New Delhi, March 18 (IANS) Hysteroscopic — a minimally-invasive surgery — is the best medical procedure to treat Asherman’s Syndrome, an acquired uterine condition which causes miscarriages or interferes in conception, said doctors on Saturday.
According to the doctors, hysteroscopy becomes important because if it is delayed, women with Asherman’s Syndrome may develop uterine cancer, either before or after menopause.
Whether Asherman’s Syndrome is scarring or synechiae is characterised by the formation of adhesions (scar tissues) inside the uterus and/or the cervix. In many cases, the front and back walls of the uterus stick to one another.
The extent of the adhesions defines whether the case is mild, moderate, or severe. The adhesions can be thin or thick, spotty in location, or confluent. They are usually not vascular, which is an important attribute that helps in treatment.
In hysteroscopy, the surgeon inserts a tiny telescope (hysteroscope) through the cervix into the uterus.
“During hysteroscope, surgeon can easily visualise interiors of the uterine cavity on a video monitor. Then they inspect the uterine cavity for any abnormality and then examine the shape of the uterus, the lining of the uterus and looks for any evidence of intrauterine pathology.
“The surgeon also attempts to visualise the openings to the fallopian tubes (tubal ostia),” said Arvind Vaid, an IVF expert from city-based Indira IVF Hospital.
Doctors said that hysteroscopy are of two types — diagnostic hysteroscopy and Operative hysteroscopy.
“Diagnostic hysteroscopy is used to diagnose problems of the uterus. Operative hysteroscopy is used to correct an abnormal condition that has been detected during a diagnostic hysteroscopy,” said Vaid.

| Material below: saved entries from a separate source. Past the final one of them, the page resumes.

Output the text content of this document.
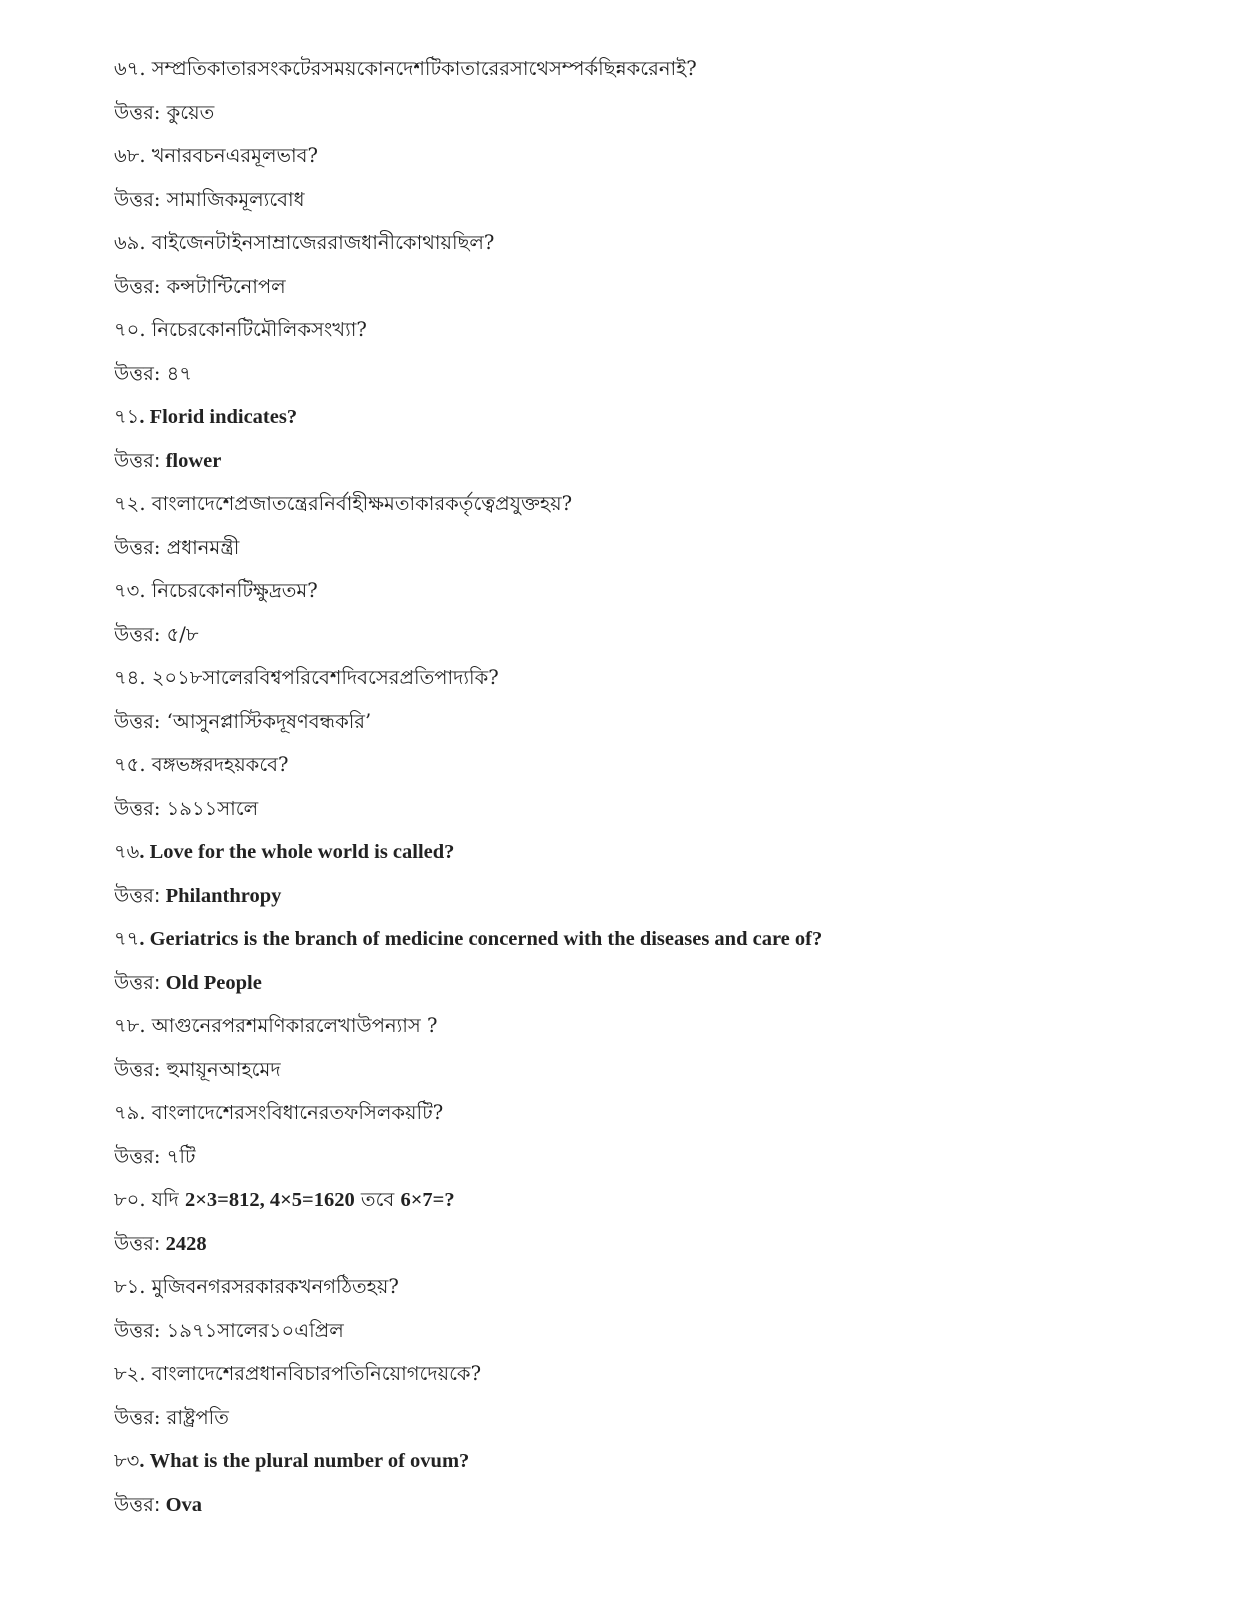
৬৭. সম্প্রতিকাতারসংকটেরসময়কোনদেশটিকাতারেরসাথেসম্পর্কছিন্নকরেনাই?
উত্তর: কুয়েত
৬৮. খনারবচনএরমূলভাব?
উত্তর: সামাজিকমূল্যবোধ
৬৯. বাইজেনটাইনসাম্রাজেররাজধানীকোথায়ছিল?
উত্তর: কন্সটান্টিনোপল
৭০. নিচেরকোনটিমৌলিকসংখ্যা?
উত্তর: ৪৭
৭১. Florid indicates?
উত্তর: flower
৭২. বাংলাদেশেপ্রজাতন্ত্রেরনির্বাহীক্ষমতাকারকর্তৃত্বেপ্রযুক্তহয়?
উত্তর: প্রধানমন্ত্রী
৭৩. নিচেরকোনটিক্ষুদ্রতম?
উত্তর: ৫/৮
৭৪. ২০১৮সালেরবিশ্বপরিবেশদিবসেরপ্রতিপাদ্যকি?
উত্তর: ‘আসুনপ্লাস্টিকদূষণবন্ধকরি’
৭৫. বঙ্গভঙ্গরদহয়কবে?
উত্তর: ১৯১১সালে
৭৬. Love for the whole world is called?
উত্তর: Philanthropy
৭৭. Geriatrics is the branch of medicine concerned with the diseases and care of?
উত্তর: Old People
৭৮. আগুনেরপরশমণিকারলেখাউপন্যাস ?
উত্তর: হুমায়ূনআহমেদ
৭৯. বাংলাদেশেরসংবিধানেরতফসিলকয়টি?
উত্তর: ৭টি
৮০. যদি 2×3=812, 4×5=1620 তবে 6×7=?
উত্তর: 2428
৮১. মুজিবনগরসরকারকখনগঠিতহয়?
উত্তর: ১৯৭১সালের১০এপ্রিল
৮২. বাংলাদেশেরপ্রধানবিচারপতিনিয়োগদেয়কে?
উত্তর: রাষ্ট্রপতি
৮৩. What is the plural number of ovum?
উত্তর: Ova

According to the health experts, if an abnormal condition is detected during the diagnostic hysteroscopy, an operative hysteroscopy can often be performed at the same time, avoiding the need for a second surgery.
“During operative hysteroscopy, small instruments used to correct the condition are inserted through the hysteroscope,” said Sakshi Tyagi, a senior resident doctor associated with the Gynaecology department at Ram Manohar Lohia Hospital.

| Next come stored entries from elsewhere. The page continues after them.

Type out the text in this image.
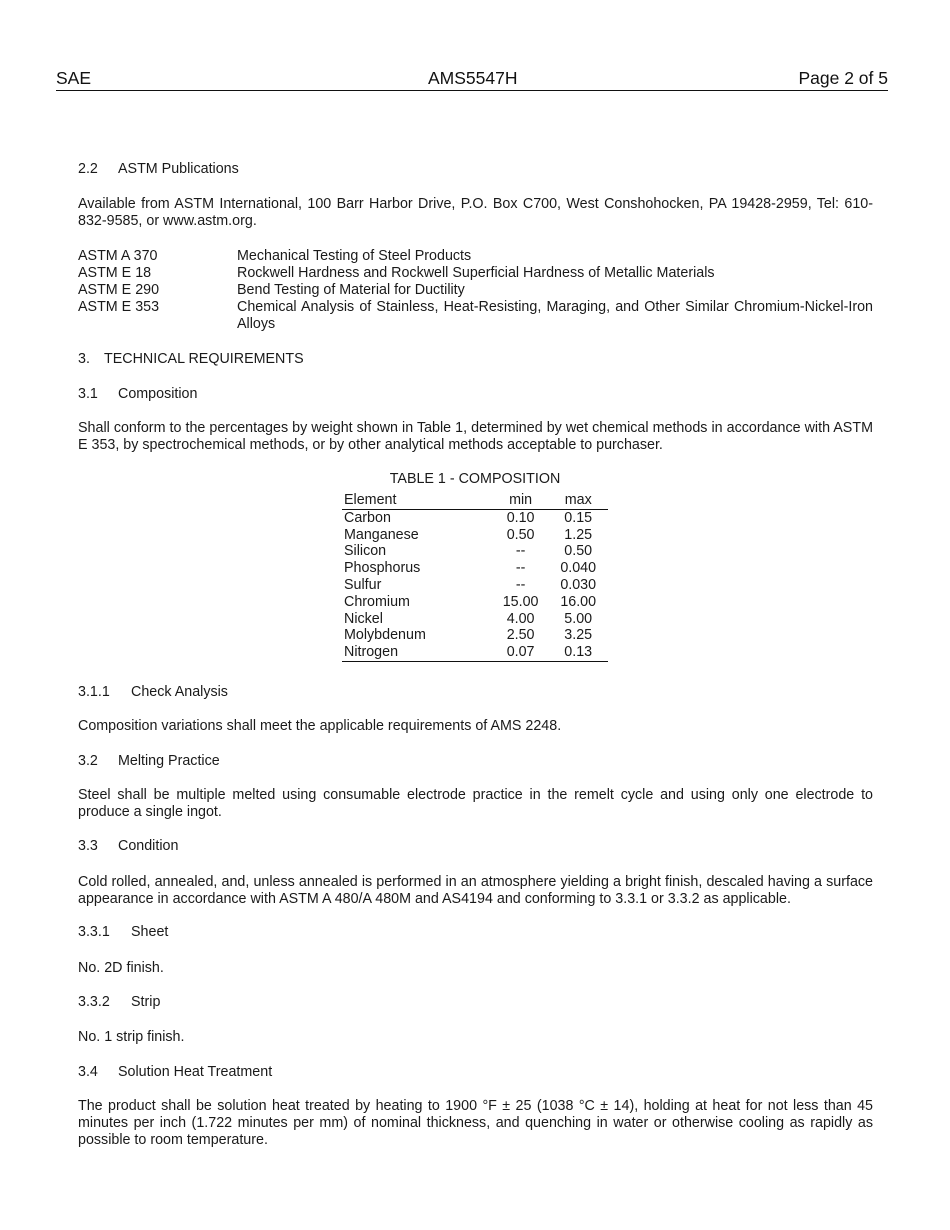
SAE	AMS5547H	Page 2 of 5
2.2 ASTM Publications
Available from ASTM International, 100 Barr Harbor Drive, P.O. Box C700, West Conshohocken, PA 19428-2959, Tel: 610-832-9585, or www.astm.org.
ASTM A 370	Mechanical Testing of Steel Products
ASTM E 18	Rockwell Hardness and Rockwell Superficial Hardness of Metallic Materials
ASTM E 290	Bend Testing of Material for Ductility
ASTM E 353	Chemical Analysis of Stainless, Heat-Resisting, Maraging, and Other Similar Chromium-Nickel-Iron Alloys
3. TECHNICAL REQUIREMENTS
3.1 Composition
Shall conform to the percentages by weight shown in Table 1, determined by wet chemical methods in accordance with ASTM E 353, by spectrochemical methods, or by other analytical methods acceptable to purchaser.
TABLE 1 - COMPOSITION
Element	min	max
Carbon	0.10	0.15
Manganese	0.50	1.25
Silicon	--	0.50
Phosphorus	--	0.040
Sulfur	--	0.030
Chromium	15.00	16.00
Nickel	4.00	5.00
Molybdenum	2.50	3.25
Nitrogen	0.07	0.13
3.1.1 Check Analysis
Composition variations shall meet the applicable requirements of AMS 2248.
3.2 Melting Practice
Steel shall be multiple melted using consumable electrode practice in the remelt cycle and using only one electrode to produce a single ingot.
3.3 Condition
Cold rolled, annealed, and, unless annealed is performed in an atmosphere yielding a bright finish, descaled having a surface appearance in accordance with ASTM A 480/A 480M and AS4194 and conforming to 3.3.1 or 3.3.2 as applicable.
3.3.1 Sheet
No. 2D finish.
3.3.2 Strip
No. 1 strip finish.
3.4 Solution Heat Treatment
The product shall be solution heat treated by heating to 1900 °F ± 25 (1038 °C ± 14), holding at heat for not less than 45 minutes per inch (1.722 minutes per mm) of nominal thickness, and quenching in water or otherwise cooling as rapidly as possible to room temperature.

“Compared with other more invasive procedures, hysteroscopy has a lot more advantages as recovery time is short and a shorter hospital stay is required. Post operative recovery and pain is less,” said Tyagi.
The doctors said that during the hysteroscopy, direct visualisation of the uterus through hysteroscopy is the most reliable method for diagnosis.

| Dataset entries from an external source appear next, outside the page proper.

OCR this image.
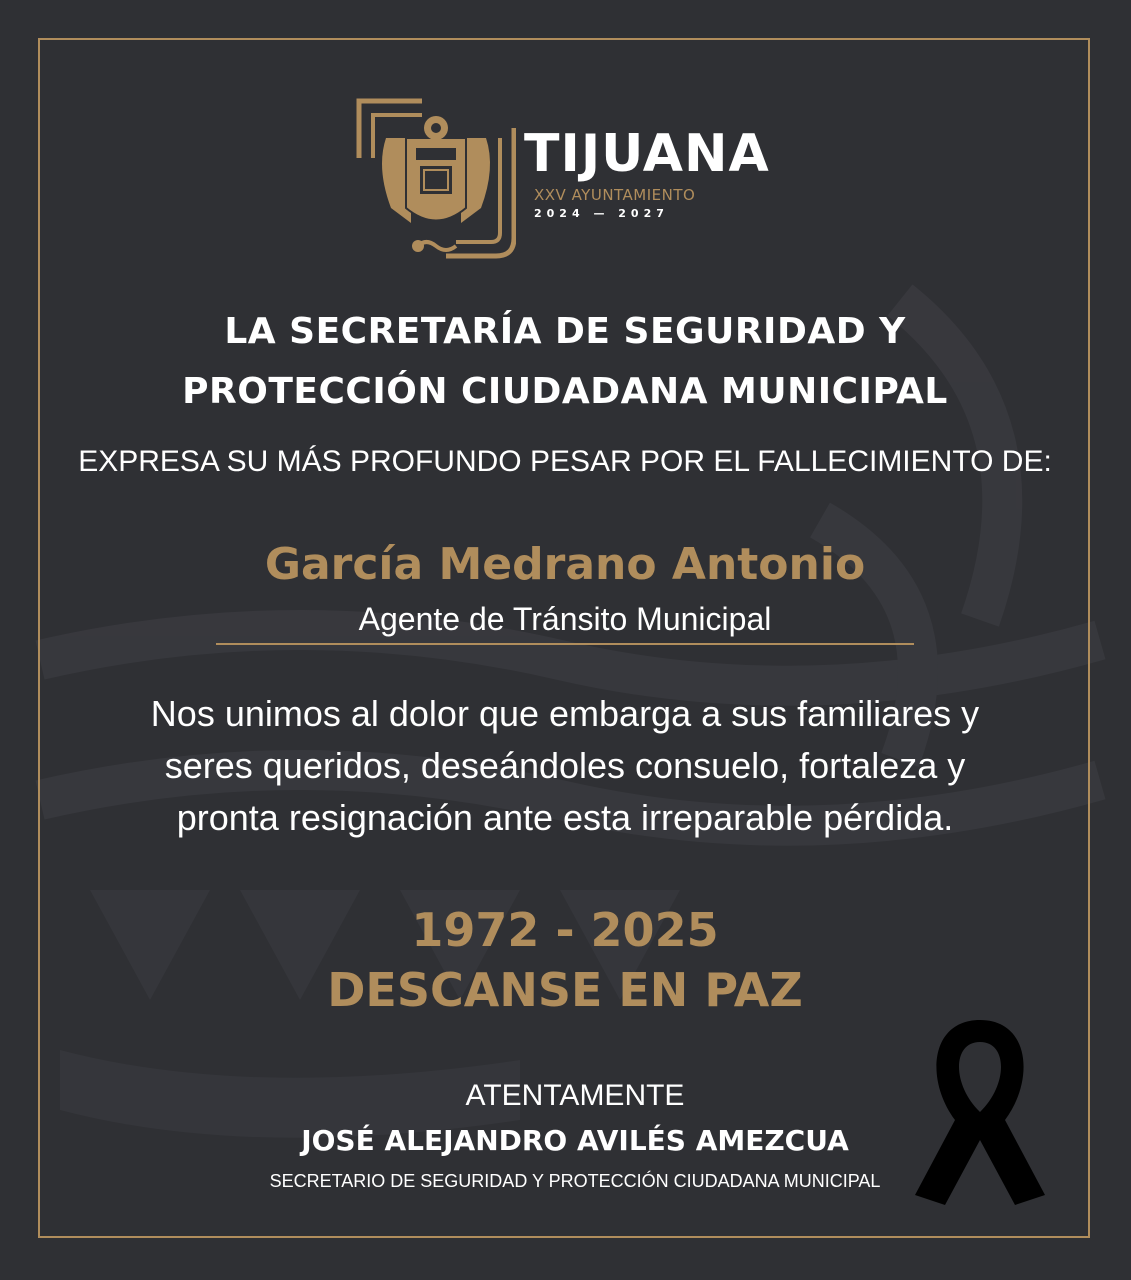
TIJUANA
XXV AYUNTAMIENTO
2024 — 2027

LA SECRETARÍA DE SEGURIDAD Y

PROTECCIÓN CIUDADANA MUNICIPAL

EXPRESA SU MÁS PROFUNDO PESAR POR EL FALLECIMIENTO DE:

García Medrano Antonio

Agente de Tránsito Municipal

Nos unimos al dolor que embarga a sus familiares y

seres queridos, deseándoles consuelo, fortaleza y

pronta resignación ante esta irreparable pérdida.

1972 - 2025

DESCANSE EN PAZ

ATENTAMENTE

JOSÉ ALEJANDRO AVILÉS AMEZCUA

SECRETARIO DE SEGURIDAD Y PROTECCIÓN CIUDADANA MUNICIPAL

Stating that there is a lack of awareness on adhesions syndrome leading to increase in cases, Manjula B.C., an Bengaluru based IVF specialist said: “Adhesions have a tendency to reform, especially into more severe cases.”
“There are different methods to prevent re-scarring after surgery for Asherman´s Syndrome. Prescription of estrogen supplementation to stimulate uterine healing and placement of a splint or balloon to prevent apposition of the walls during the immediate post-operative healing phase. By this, the uterus/cervix remains scar-free and fertility is restored,” said Manjula.